Project (1): Shallow to Intermediate-Depth Hydrothermal Systems and Enrichment of Volatile Elements

During the Bridge Hell Expedition M192/2 (2023) in the Cycladic Arc aboard the research vessel FS Meteor, we investigated the hydrothermal smoker field surrounding the volcanic island of Milos in Greece. The collected samples differed fundamentally from their deep-sea counterparts and displayed compositions dominated by minerals such as barite, orpiment, realgar, and stibnite, composed of Ba, As, Sb, and S, as well as Ag–Pb–Cu–Zn–rich Sb sulfosalts. These minerals precipitated from hot, acidic fluids that leached metal(loid)s from the crust and from volcaniclastic sediments beneath the seafloor during their ascent, before reacting with the cold seawater of the Aegean Sea. Boiling of the fluids led to elemental fractionation, causing some elements to remain within the sub-seafloor sediments while others vented at the seafloor and formed chimney-like structures.

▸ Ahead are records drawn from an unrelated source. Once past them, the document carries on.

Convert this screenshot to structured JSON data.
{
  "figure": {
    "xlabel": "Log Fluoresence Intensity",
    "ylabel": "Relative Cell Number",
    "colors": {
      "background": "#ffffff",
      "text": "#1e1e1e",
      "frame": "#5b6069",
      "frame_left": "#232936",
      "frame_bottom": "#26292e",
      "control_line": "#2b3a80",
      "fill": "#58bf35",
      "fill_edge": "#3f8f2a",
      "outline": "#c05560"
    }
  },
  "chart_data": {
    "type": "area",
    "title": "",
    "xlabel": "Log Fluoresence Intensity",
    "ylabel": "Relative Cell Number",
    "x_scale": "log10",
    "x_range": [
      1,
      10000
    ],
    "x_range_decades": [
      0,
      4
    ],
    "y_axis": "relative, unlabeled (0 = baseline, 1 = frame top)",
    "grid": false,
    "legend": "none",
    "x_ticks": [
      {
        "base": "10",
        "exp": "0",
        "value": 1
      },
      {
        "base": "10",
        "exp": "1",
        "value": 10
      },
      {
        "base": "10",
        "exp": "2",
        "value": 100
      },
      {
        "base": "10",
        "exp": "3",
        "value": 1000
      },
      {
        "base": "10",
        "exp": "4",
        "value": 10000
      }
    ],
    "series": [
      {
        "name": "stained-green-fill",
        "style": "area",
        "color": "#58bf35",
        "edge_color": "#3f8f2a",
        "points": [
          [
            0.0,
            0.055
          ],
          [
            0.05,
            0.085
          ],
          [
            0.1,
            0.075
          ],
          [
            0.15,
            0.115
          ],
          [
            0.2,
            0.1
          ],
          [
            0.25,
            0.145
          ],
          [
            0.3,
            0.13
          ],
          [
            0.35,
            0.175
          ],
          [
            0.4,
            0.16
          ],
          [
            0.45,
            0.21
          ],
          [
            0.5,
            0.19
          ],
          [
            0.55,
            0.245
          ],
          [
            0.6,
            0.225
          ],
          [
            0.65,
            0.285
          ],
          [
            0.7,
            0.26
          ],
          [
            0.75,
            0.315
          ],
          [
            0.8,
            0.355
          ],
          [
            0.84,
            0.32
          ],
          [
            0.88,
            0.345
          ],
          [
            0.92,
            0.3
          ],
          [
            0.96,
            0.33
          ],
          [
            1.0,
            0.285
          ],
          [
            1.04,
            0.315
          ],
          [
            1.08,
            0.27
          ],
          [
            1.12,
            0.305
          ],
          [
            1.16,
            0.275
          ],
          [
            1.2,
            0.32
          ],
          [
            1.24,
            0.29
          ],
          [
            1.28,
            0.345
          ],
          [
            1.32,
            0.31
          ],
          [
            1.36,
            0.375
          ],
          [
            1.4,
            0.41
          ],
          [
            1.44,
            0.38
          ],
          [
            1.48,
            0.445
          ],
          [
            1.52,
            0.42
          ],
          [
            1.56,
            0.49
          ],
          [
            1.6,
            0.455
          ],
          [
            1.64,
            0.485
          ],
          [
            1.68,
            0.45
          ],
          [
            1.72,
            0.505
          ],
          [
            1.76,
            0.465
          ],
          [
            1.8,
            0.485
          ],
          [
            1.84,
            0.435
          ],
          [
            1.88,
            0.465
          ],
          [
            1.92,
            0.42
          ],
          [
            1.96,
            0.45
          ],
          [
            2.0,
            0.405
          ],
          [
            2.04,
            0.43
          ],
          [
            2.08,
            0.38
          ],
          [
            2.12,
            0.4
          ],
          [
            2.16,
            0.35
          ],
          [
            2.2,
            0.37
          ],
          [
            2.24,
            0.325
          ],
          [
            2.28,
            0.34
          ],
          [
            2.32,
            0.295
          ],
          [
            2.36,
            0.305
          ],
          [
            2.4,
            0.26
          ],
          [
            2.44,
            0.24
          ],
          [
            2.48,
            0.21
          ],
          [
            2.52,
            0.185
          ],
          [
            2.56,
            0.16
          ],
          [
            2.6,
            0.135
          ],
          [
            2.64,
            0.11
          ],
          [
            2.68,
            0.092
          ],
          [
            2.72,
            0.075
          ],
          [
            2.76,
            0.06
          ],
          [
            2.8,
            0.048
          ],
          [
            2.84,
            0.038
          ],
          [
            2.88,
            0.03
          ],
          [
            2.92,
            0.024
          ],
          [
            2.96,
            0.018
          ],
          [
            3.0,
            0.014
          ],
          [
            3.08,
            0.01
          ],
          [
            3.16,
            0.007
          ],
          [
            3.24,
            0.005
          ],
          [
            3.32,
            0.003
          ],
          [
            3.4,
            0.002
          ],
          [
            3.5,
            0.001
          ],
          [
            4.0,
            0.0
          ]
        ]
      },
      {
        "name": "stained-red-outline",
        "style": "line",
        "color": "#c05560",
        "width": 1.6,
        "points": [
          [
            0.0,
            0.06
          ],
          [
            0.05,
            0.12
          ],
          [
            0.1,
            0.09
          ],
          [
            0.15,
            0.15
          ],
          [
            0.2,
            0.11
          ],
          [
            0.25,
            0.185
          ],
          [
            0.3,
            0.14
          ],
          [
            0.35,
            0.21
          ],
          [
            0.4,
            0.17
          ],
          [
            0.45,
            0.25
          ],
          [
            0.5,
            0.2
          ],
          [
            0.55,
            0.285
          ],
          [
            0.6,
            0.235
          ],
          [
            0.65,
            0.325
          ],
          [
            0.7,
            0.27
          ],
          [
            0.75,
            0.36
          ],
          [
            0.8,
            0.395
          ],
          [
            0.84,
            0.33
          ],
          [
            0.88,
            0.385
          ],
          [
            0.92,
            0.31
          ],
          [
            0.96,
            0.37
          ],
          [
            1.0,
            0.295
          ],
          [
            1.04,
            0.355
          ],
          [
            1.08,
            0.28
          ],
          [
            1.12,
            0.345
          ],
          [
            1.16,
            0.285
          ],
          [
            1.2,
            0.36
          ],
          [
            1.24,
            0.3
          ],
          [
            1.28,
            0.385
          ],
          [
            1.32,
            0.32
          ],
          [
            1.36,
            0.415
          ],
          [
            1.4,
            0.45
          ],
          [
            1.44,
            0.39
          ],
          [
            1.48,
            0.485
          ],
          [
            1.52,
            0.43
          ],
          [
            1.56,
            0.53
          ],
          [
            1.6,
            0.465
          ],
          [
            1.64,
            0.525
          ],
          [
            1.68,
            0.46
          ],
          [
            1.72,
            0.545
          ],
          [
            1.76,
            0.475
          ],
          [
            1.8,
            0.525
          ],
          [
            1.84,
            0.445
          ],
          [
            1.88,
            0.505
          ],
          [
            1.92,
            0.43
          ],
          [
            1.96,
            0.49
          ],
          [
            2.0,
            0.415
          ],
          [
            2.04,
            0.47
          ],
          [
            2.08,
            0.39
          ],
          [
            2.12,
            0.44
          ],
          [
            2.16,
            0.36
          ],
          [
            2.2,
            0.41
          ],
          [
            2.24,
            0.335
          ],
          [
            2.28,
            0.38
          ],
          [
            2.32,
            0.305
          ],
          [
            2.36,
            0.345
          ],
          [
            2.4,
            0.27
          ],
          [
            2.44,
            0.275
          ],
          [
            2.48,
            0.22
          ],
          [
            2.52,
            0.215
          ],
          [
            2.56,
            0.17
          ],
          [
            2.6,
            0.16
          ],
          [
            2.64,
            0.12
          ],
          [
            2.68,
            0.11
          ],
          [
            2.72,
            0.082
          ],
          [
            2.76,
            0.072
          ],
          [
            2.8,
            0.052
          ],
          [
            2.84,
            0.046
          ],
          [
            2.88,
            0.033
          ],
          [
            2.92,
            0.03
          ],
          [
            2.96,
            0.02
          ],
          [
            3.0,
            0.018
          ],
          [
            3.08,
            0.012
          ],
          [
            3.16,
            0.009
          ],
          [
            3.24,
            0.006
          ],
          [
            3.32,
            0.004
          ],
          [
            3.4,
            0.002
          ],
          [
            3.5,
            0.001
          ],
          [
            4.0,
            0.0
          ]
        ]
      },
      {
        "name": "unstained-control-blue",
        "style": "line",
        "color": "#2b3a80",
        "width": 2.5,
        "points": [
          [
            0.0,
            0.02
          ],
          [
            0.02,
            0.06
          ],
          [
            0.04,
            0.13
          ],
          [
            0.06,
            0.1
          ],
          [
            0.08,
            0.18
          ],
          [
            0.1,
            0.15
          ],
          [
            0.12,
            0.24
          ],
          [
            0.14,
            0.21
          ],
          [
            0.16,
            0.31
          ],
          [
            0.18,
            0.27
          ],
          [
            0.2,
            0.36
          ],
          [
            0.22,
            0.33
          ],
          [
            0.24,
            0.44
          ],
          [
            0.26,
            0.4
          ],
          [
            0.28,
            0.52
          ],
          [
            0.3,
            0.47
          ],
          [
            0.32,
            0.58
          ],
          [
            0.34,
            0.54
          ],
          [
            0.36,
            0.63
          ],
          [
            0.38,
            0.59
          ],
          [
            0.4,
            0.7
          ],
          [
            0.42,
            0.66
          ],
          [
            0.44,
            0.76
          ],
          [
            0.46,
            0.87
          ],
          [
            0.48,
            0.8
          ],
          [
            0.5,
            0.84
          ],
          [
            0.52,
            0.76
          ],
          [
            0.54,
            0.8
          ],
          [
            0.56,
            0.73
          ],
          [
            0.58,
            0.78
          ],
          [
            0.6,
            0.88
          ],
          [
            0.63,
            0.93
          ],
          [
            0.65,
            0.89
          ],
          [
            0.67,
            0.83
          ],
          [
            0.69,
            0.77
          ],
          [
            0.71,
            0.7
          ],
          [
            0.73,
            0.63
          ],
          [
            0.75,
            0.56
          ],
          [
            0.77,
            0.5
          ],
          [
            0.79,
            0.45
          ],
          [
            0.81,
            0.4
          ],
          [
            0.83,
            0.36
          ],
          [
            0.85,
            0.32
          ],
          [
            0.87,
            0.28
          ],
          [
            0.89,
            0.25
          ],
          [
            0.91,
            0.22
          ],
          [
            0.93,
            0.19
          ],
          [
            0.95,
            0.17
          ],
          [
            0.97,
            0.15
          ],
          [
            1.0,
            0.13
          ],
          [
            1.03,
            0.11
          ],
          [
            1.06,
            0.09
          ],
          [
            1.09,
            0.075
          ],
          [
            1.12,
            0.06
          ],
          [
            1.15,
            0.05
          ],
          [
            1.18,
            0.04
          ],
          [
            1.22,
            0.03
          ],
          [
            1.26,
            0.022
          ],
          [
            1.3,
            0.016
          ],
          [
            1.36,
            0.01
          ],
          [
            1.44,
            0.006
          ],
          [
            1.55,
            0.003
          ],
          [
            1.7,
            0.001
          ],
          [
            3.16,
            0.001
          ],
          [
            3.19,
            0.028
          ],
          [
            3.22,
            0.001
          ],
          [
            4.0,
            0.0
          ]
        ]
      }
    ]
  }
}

In this project, we aim to investigate these processes in order to better understand the mineralization observed on the seafloor. This is particularly important as scientific interest in these systems is increasing alongside industrial demand. The key elemental composition of Sb, As, Ba, and Ag was classified as critical by the U.S. Geological Survey and other institutions in 2025, highlighting their economic importance. These elements play key roles in the production of semiconductors, electronic circuits, and batteries that are essential for AI systems and electric vehicles, as well as for renewable energy technologies, the oil and gas industry, medicine, and military applications. Hydrothermal geochemistry is therefore directly linked to current industrial priorities. To achieve our research objectives, we apply a wide range of analytical methods, including scanning electron microscopy (SEM), X-ray diffraction (XRD), electron probe microanalysis (EPMA), laser ablation inductively coupled plasma mass spectrometry (LA-ICP-MS), and the geochemistry of stable sulfur and radiogenic strontium isotopes.

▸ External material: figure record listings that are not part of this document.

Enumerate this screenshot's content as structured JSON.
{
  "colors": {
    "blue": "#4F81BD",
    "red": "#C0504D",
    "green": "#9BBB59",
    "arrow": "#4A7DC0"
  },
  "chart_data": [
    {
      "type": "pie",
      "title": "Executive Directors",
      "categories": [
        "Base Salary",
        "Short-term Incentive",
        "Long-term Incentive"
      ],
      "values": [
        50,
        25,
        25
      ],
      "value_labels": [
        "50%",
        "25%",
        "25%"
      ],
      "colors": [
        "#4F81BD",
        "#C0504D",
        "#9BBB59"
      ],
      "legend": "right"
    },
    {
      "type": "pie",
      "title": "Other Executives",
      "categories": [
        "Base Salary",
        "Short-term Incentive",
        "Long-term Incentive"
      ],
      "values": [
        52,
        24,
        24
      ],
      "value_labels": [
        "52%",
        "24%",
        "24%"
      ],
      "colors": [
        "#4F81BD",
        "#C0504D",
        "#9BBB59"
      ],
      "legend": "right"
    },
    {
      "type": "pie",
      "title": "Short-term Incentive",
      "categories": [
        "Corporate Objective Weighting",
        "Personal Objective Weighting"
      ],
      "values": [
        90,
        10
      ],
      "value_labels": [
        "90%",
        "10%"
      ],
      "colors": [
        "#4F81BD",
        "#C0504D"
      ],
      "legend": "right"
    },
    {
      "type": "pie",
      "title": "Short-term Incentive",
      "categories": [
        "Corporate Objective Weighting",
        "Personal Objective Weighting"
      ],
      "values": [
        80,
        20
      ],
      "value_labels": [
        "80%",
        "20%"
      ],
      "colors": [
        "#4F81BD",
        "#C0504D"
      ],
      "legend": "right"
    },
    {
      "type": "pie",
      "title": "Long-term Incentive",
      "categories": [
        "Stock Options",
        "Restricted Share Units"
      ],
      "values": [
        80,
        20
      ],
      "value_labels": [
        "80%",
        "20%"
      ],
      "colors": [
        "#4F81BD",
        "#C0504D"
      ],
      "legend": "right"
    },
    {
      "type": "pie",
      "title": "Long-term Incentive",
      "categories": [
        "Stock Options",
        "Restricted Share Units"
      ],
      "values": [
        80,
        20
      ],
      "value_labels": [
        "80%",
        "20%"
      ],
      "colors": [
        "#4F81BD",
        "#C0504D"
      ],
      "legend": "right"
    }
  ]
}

Project (2): Coupled Se and S Isotope Systematics of Sulfides – A Novel Tool for Tracing Magmatic Volatile Inputs into Submarine Hydrothermal Systems

The second project focuses on the influence of magmatic volatiles in hydrothermal systems. These are chemical compounds and elements that originate directly from the magmatic body located beneath the hydrothermal circulation cell below the seafloor. Such volatiles significantly contribute to the elemental budget of hydrothermal fluids, drive fluid circulation, modify fluid chemistry, influence the leaching and transport mechanisms of metal(loid)s, and control the dynamics of mineral precipitation. The crustal sources of metal(loid)s, as well as the processes occurring during their transport from their origin to the seafloor, are not yet fully understood.

We address this question by combining trace element measurements with traditional (δ³⁴S, Δ³³S) and non-traditional (δ⁸²Se) stable isotope systems to better understand how elements become enriched in hydrothermal environments. However, the signatures of fluids and their precipitates at the seafloor change significantly during fluid ascent. This requires isotope systems that are less sensitive to fractionation and overprinting by seawater signatures. Selenium (δ⁸²Se) fulfills these requirements because it has a strong affinity for enrichment in magmatic volatiles, is strongly depleted in seawater relative to hydrothermal fluids, and exhibits chemical properties similar to sulfur, which it substitutes in many sulfide minerals. In addition, the mixing of hydrothermal fluids with seawater has only a minor effect on the δ⁸²/⁷⁶Se signal of resulting hydrothermal sulfides, making it more suitable than sulfur isotopes for tracing metal sources.

In this study, we investigate hydrothermal systems around the globe that represent a continuum from host-rock-dominated to magmatic-volatile-influenced fluid conditions: (1) the smoker field of the Nifonea Volcano in the Coriolis Troughs, (2) the Pacmanus hydrothermal field in the eastern Manus Basin, and (3) volcanogenic massive sulfide mineralization in Cyprus. These sites, characterized by different host-rock lithologies and variable inputs of magmatic volatiles, are ideally suited for our novel Se isotope approach. We aim to determine the δ⁸²/⁷⁶Se composition of submarine hydrothermal precipitates, characterize the Se and S isotope signatures of associated lavas, investigate δ⁸²/⁷⁶Se fractionation during mineralization, identify chemical fingerprints for tracing sub-seafloor fluid processes, and quantify Se and S inputs in these systems. This project therefore establishes a novel, integrated Se–S isotope and trace element approach to unravel the complex interactions between magmatic and hydrothermal processes that control the mobilization, transport, fractionation, and enrichment of metal(loid)s.